Muitas vezes, entender a regra de negócio é mais importante do que conhecer toda a sintaxe da linguagem.

Ensinar COBOL leva semanas.

Ensinar décadas de experiência em processos empresariais leva muito mais tempo.


Os erros mais comuns

Os iniciantes costumam:

  • querer aprender tudo ao mesmo tempo;

  • ignorar JCL;

  • ignorar o z/OS;

  • decorar comandos;

  • copiar programas sem entender.

Faça diferente.

Entenda primeiro a arquitetura.

Depois escreva código.


Uma trilha de 24 semanas

Semanas 1–2: Fundamentos do IBM Z, arquitetura, Batch × Online, datasets e conceitos de z/OS.

Semanas 3–4: TSO/ISPF, edição, organização de bibliotecas, navegação e produtividade.

Semanas 5–6: JCL, catálogo, utilitários, compilação, execução e análise de mensagens no SDSF.

Semanas 7–10: COBOL básico: divisões, tipos de dados, operações, IF, EVALUATE, PERFORM, tabelas e modularização.

Semanas 11–12: Arquivos sequenciais, SORT, MERGE, VSAM KSDS e processamento de registros.

Semanas 13–16: Db2 para z/OS, SQL embarcado, cursores, tratamento de SQLCODE e boas práticas.

Semanas 17–20: CICS, BMS, COMMAREA, transações e programação online.

Semanas 21–22: REXX, utilitários, automação e produtividade no ambiente z/OS.

Semanas 23–24: Git, Zowe, VS Code, APIs REST, JSON, integração com aplicações modernas e práticas de DevOps para IBM Z.

Ao final desse percurso, você terá uma visão sólida do ciclo completo de desenvolvimento em Mainframe, desde a edição de código até a execução de aplicações críticas.


O Mainframe de Hoje

Existe outra ideia equivocada: a de que aprender Mainframe é aprender uma tecnologia "presa no passado".

Na realidade, o IBM Z evoluiu continuamente. Hoje ele executa cargas com Linux, Java, Python, Node.js, Go, APIs REST, containers, OpenTelemetry, criptografia avançada, autenticação moderna e integração com ambientes de nuvem. O COBOL continua sendo essencial porque representa décadas de regras de negócio consolidadas, mas ele convive diariamente com tecnologias contemporâneas.

Aprender COBOL não limita sua carreira. Amplia seu repertório e permite atuar em um dos ambientes de computação mais robustos do planeta.


Conclusão

Quem vem do Visual Basic não está recomeçando a carreira.
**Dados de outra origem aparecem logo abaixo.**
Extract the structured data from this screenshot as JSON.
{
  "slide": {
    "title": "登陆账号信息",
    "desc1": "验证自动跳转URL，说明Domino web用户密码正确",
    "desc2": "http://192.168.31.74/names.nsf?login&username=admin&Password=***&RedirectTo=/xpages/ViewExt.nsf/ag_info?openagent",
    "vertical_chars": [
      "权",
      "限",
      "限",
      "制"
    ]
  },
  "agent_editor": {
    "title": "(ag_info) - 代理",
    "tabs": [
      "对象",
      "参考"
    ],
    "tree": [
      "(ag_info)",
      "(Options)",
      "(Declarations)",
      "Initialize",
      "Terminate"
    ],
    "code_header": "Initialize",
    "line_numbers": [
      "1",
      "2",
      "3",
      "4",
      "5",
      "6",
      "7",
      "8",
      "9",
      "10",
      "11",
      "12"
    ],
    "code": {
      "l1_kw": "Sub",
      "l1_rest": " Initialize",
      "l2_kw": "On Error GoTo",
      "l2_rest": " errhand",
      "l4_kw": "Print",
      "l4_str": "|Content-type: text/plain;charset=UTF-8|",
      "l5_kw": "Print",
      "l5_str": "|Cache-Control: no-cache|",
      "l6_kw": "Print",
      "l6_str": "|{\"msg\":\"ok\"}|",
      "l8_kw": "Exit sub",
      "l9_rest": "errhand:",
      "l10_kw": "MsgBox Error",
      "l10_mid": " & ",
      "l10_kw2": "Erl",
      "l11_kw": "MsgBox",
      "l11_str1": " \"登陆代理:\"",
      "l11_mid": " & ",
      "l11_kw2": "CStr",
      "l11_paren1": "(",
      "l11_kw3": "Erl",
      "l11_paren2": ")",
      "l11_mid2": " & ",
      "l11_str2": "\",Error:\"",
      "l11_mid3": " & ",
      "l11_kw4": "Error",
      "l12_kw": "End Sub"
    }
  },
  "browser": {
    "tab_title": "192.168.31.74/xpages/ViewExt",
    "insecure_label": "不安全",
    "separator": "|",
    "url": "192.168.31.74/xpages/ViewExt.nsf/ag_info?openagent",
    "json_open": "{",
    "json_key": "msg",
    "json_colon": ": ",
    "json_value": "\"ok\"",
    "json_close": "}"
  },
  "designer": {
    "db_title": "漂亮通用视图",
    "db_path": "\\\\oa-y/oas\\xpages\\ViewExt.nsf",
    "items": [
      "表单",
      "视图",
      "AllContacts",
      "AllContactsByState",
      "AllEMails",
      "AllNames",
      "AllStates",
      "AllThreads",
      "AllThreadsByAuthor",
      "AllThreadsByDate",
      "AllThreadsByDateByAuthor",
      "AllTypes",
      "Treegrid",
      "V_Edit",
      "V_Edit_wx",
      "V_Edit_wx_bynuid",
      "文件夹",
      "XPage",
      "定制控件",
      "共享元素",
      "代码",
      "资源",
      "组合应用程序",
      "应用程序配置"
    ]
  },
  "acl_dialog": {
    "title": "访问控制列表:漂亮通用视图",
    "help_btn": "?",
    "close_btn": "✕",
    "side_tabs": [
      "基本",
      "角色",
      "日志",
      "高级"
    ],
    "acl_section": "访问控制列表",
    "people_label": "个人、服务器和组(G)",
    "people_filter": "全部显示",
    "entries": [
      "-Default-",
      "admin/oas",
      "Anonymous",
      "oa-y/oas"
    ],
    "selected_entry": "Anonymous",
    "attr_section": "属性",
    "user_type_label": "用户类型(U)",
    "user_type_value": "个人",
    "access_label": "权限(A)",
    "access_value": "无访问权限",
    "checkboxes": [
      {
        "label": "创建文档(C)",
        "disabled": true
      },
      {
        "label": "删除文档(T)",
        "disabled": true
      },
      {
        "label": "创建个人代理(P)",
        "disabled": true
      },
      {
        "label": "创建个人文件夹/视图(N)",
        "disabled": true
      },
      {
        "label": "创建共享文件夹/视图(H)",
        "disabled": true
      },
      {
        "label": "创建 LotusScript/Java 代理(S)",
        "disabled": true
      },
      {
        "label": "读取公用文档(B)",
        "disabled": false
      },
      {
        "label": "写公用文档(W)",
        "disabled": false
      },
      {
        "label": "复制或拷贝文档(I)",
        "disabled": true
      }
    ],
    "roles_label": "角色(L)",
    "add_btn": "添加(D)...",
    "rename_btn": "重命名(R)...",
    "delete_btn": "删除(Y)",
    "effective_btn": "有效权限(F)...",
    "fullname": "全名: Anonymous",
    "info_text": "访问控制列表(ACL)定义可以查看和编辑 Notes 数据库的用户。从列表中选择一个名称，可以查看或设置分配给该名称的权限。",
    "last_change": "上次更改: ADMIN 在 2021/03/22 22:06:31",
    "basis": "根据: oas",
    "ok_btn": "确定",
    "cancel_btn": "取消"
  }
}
Está adicionando uma nova dimensão àquilo que já sabe fazer.

Você continuará escrevendo algoritmos.

Continuará resolvendo problemas.

Continuará construindo software.

A diferença é que agora seus programas poderão participar da infraestrutura que movimenta cartões de crédito, transferências bancárias, seguros, companhias aéreas, sistemas governamentais e grandes empresas em todo o mundo.
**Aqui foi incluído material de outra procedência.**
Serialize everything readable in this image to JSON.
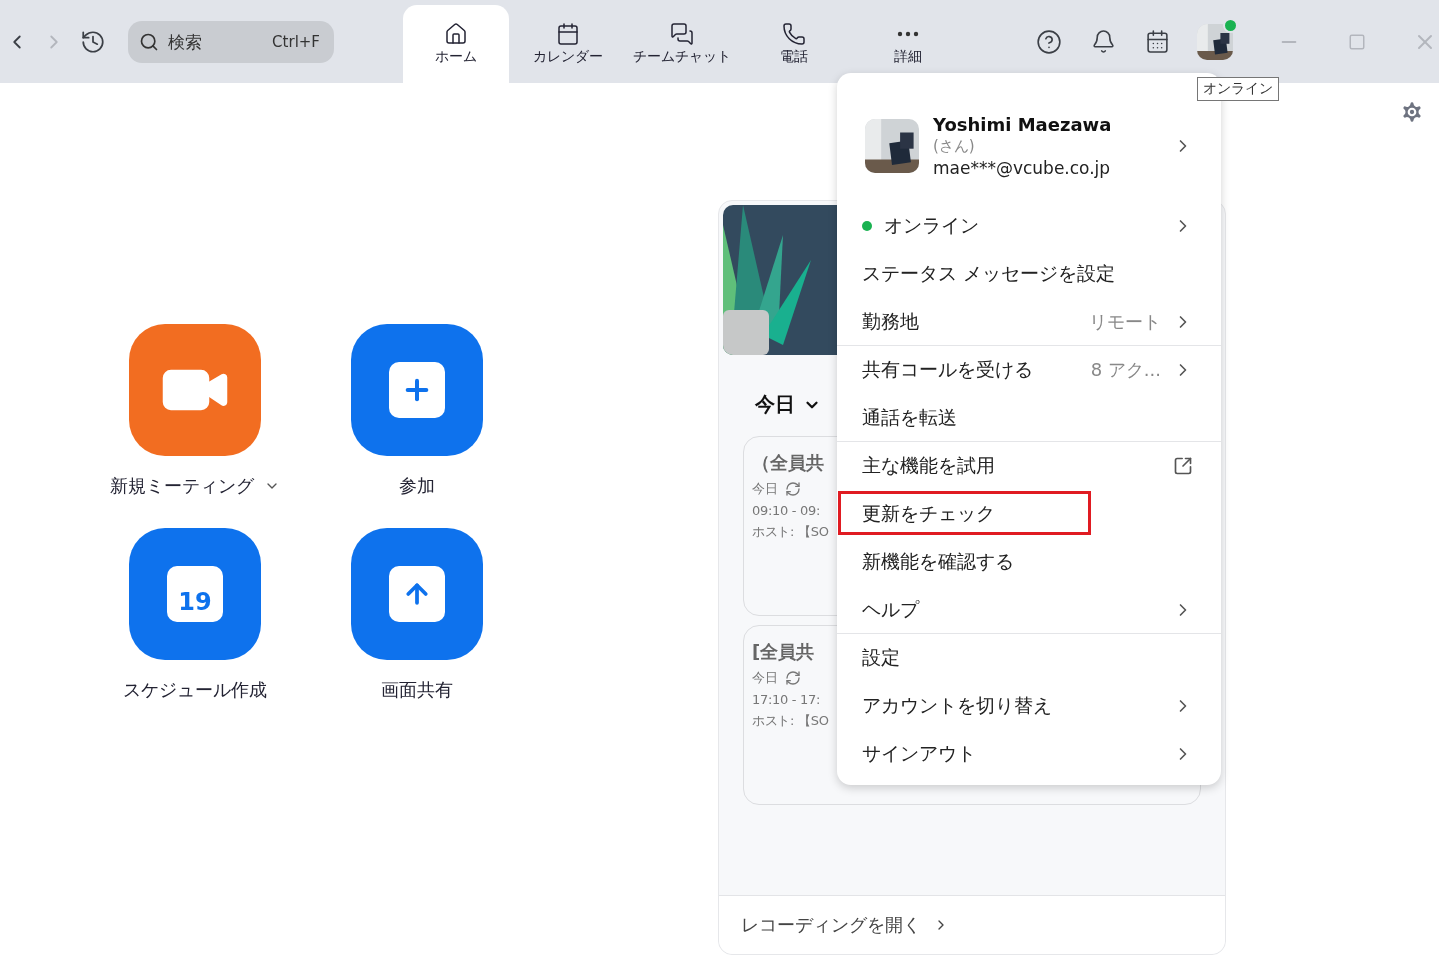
{
  "nav": {
    "forward_disabled": true
  },
  "search": {
    "placeholder": "検索",
    "shortcut": "Ctrl+F"
  },
  "tabs": [
    {
      "label": "ホーム",
      "selected": true
    },
    {
      "label": "カレンダー",
      "selected": false
    },
    {
      "label": "チームチャット",
      "selected": false
    },
    {
      "label": "電話",
      "selected": false
    },
    {
      "label": "詳細",
      "selected": false
    }
  ],
  "presence": {
    "tooltip": "オンライン"
  },
  "tiles": [
    {
      "label": "新規ミーティング",
      "kind": "video",
      "color": "#f26d21",
      "dropdown": true
    },
    {
      "label": "参加",
      "kind": "plus",
      "color": "#0e72ed",
      "dropdown": false
    },
    {
      "label": "スケジュール作成",
      "kind": "calendar",
      "color": "#0e72ed",
      "dropdown": false,
      "day": "19"
    },
    {
      "label": "画面共有",
      "kind": "share",
      "color": "#0e72ed",
      "dropdown": false
    }
  ],
  "meetings": {
    "day_label": "今日",
    "cards": [
      {
        "title": "（全員共",
        "day": "今日",
        "time": "09:10 - 09:",
        "host": "ホスト: 【SO"
      },
      {
        "title": "[全員共",
        "day": "今日",
        "time": "17:10 - 17:",
        "host": "ホスト: 【SO"
      }
    ],
    "footer_link": "レコーディングを開く"
  },
  "menu": {
    "user": {
      "name": "Yoshimi Maezawa",
      "honorific": "(さん)",
      "email": "mae***@vcube.co.jp"
    },
    "items": [
      {
        "kind": "status",
        "label": "オンライン",
        "chevron": true,
        "divider_before": false,
        "highlighted": false
      },
      {
        "kind": "item",
        "label": "ステータス メッセージを設定",
        "chevron": false,
        "divider_before": false,
        "highlighted": false
      },
      {
        "kind": "item",
        "label": "勤務地",
        "value": "リモート",
        "chevron": true,
        "divider_before": false,
        "highlighted": false
      },
      {
        "kind": "item",
        "label": "共有コールを受ける",
        "value": "8 アク...",
        "chevron": true,
        "divider_before": true,
        "highlighted": false
      },
      {
        "kind": "item",
        "label": "通話を転送",
        "chevron": false,
        "divider_before": false,
        "highlighted": false
      },
      {
        "kind": "external",
        "label": "主な機能を試用",
        "chevron": false,
        "divider_before": true,
        "highlighted": false
      },
      {
        "kind": "item",
        "label": "更新をチェック",
        "chevron": false,
        "divider_before": false,
        "highlighted": true
      },
      {
        "kind": "item",
        "label": "新機能を確認する",
        "chevron": false,
        "divider_before": false,
        "highlighted": false
      },
      {
        "kind": "item",
        "label": "ヘルプ",
        "chevron": true,
        "divider_before": false,
        "highlighted": false
      },
      {
        "kind": "item",
        "label": "設定",
        "chevron": false,
        "divider_before": true,
        "highlighted": false
      },
      {
        "kind": "item",
        "label": "アカウントを切り替え",
        "chevron": true,
        "divider_before": false,
        "highlighted": false
      },
      {
        "kind": "item",
        "label": "サインアウト",
        "chevron": true,
        "divider_before": false,
        "highlighted": false
      }
    ]
  }
}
No Bellacosa Mainframe costumamos dizer que linguagens são ferramentas, mas engenharia de software é uma forma de pensar.

Se você aprendeu a desenvolver em Visual Basic, já possui a base mais importante: transformar necessidades do negócio em soluções confiáveis.
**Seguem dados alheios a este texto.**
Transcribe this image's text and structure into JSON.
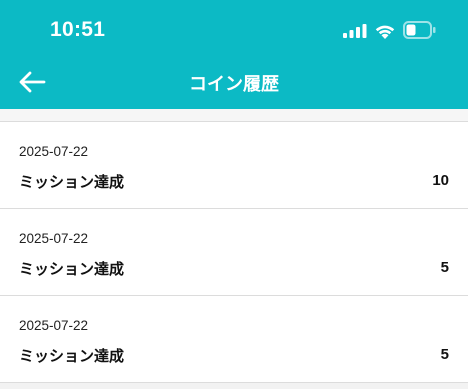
{
  "status_bar": {
    "time": "10:51",
    "signal_icon": "cellular-signal-icon",
    "wifi_icon": "wifi-icon",
    "battery_icon": "battery-icon",
    "battery_level": 0.35
  },
  "header": {
    "back_icon": "back-arrow-icon",
    "title": "コイン履歴",
    "background_color": "#0cbac5"
  },
  "history": [
    {
      "date": "2025-07-22",
      "label": "ミッション達成",
      "amount": "10"
    },
    {
      "date": "2025-07-22",
      "label": "ミッション達成",
      "amount": "5"
    },
    {
      "date": "2025-07-22",
      "label": "ミッション達成",
      "amount": "5"
    }
  ]
}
O IBM Z apenas leva essa engenharia a outro patamar — onde desempenho, disponibilidade, segurança e décadas de evolução caminham lado a lado.

Talvez a maior descoberta nessa jornada seja perceber que o Mainframe não é um museu da computação. É um dos lugares onde a engenharia de software mais madura continua sendo escrita, executada e aperfeiçoada todos os dias.

E há espaço para você nessa história.